Par J.P ROLLEY avec la collaboration de M. Wienin

Le zinc (symbole Zn, numéro atomique 30) est un élément chimique métallique blanc bleuâtre appartenant au sous-groupe II b de la classification périodique. Quoiqu’il soit de grande consommation et que ses applications se rencontrent dans la vie courante, il est peu connu.
La production annuelle mondiale augmente lentement et dépasse 7 millions de tonnes au milieu des années 1990
Les minerais de zinc se trouvent dans la nature sous deux formes principales: d’une part, les variétés sulfurées, blende (ou sphalérite) et wurtzite; d’autre part, les variétés oxydées, smithsonite, hydrozincite (carbonates), franklinite, zincite (oxydes), hémimorphite (ou calamine), willemite (silicates).
Les teneurs en zinc du minerai varient de 2 à 12 p. 100. Le minerai sous forme de blende est enrichi par flottation. Les minerais oxydés, qui se prêtent mal à la flottation, sont moins exploités. En 1993, les principaux pays producteurs de minerai sont, par ordre décroissant: le Canada, la Chine, le Pérou, les États-Unis, l’ex-U.R.S.S., le Mexique, l’Irlande, l’Espagne et la Suède.

Le plomb (symbole Pb, numéro atomique 82) constitue 0,014 p. 100 de la masse de la croûte terrestre On le trouve essentiellement sous forme de sulfure (PbS, galène), de carbonate (PbCO3, cérusite) ou de sulfate (PbSO4, anglésite), plus rarement de chromate (crocoïte) ou de molybdate (wulfénite). Principal minerai, la galène est souvent argentifère et accompagnée d’autres sulfures (blende, pyrite, notamment); il en résulte que la production annuelle de plomb et son prix sont relativement dépendants des fluctuations de l’offre et de la demande d’autres métaux. La production mondiale, répartie principalement entre l’Australie, le Canada, les États-Unis et le Mexique, était en 1991 de 3 340 000 tonnes. Les plus importantes réserves se trouveraient au Canada et en Australie. On utilise le plomb sous forme d’oxydes (accumulateurs) et sous forme métallique (tuyaux, feuilles, alliages pour soudure, alliages antifriction). Les composés organo-plombiques (essentiellement le plomb tétraéthyle incorporé dans les carburants pour en améliorer les qualités antidétonantes) sont de loin, par le tonnage consommé annuellement, les plus importants des composés organométalliques.

L’histoire ancienne

Les plus anciennes traces d’exploitations minières datent probablement du XVIIIe siècle avant JC.
A Cabrières (Hérault), les travaux miniers actuellement étudiés par P. Ambert e. a. sont datés du Chalcolithique, autour de 1800 avant notre ère. Il s’agit de minerais de cuivre antimonifères utilisés pour la production régionale d’un alliage à 5-8 % de Sb, succédané du bronze dans une région sans étain et avant le développement d’un commerce spécialisé en direction des îles britanniques.

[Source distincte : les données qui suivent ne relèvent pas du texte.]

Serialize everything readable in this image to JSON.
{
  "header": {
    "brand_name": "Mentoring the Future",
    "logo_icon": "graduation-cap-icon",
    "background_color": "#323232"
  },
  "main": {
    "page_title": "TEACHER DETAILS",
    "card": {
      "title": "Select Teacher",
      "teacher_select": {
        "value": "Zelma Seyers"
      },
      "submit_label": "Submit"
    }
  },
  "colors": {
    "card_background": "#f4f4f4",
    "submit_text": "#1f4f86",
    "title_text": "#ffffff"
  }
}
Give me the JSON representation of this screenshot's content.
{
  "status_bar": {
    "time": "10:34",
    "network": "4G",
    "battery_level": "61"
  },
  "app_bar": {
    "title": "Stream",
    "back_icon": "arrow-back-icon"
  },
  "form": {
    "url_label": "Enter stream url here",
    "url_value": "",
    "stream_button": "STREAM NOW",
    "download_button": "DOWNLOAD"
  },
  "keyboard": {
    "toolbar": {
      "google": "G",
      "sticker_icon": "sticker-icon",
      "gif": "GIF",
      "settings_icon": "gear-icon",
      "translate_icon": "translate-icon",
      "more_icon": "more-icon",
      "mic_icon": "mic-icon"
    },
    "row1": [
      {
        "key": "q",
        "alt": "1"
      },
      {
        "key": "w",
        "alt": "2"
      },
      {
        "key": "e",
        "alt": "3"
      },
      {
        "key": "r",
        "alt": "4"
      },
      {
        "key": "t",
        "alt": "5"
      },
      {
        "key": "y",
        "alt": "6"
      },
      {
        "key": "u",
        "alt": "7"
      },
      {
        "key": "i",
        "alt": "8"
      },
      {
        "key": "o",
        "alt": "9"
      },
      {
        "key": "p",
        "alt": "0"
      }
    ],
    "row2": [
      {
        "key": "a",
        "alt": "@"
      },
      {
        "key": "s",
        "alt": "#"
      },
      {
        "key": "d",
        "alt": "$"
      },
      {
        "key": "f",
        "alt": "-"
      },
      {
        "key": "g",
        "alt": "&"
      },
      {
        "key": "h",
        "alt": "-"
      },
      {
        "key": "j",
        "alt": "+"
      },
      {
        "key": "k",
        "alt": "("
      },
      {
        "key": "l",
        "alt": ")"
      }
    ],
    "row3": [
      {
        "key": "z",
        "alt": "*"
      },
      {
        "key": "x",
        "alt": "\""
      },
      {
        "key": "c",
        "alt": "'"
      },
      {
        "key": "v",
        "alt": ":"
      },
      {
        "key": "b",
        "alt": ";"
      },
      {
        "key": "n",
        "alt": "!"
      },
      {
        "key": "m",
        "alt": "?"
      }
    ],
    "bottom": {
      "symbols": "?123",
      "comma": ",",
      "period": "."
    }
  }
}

On indique souvant que, plus d’un millénaire plus tard, les Phéniciens auraient pénétré les Cévennes pour y exploiter des mines métalliques, en particulier dans la région d’Anduze. Il semble bien cependant, qu’aucun vestige archéologique attribuable aux phéniciens ne soit connu en Gaule hors de la côte, mais cette attribution a été à la mode au 19e siècle.
(Voir par exemple dans la grande salle de la mairie l’explication du nom d’Alès : " du phénicien Alestum, ville industrielle " ! (En fait Alsto = forge))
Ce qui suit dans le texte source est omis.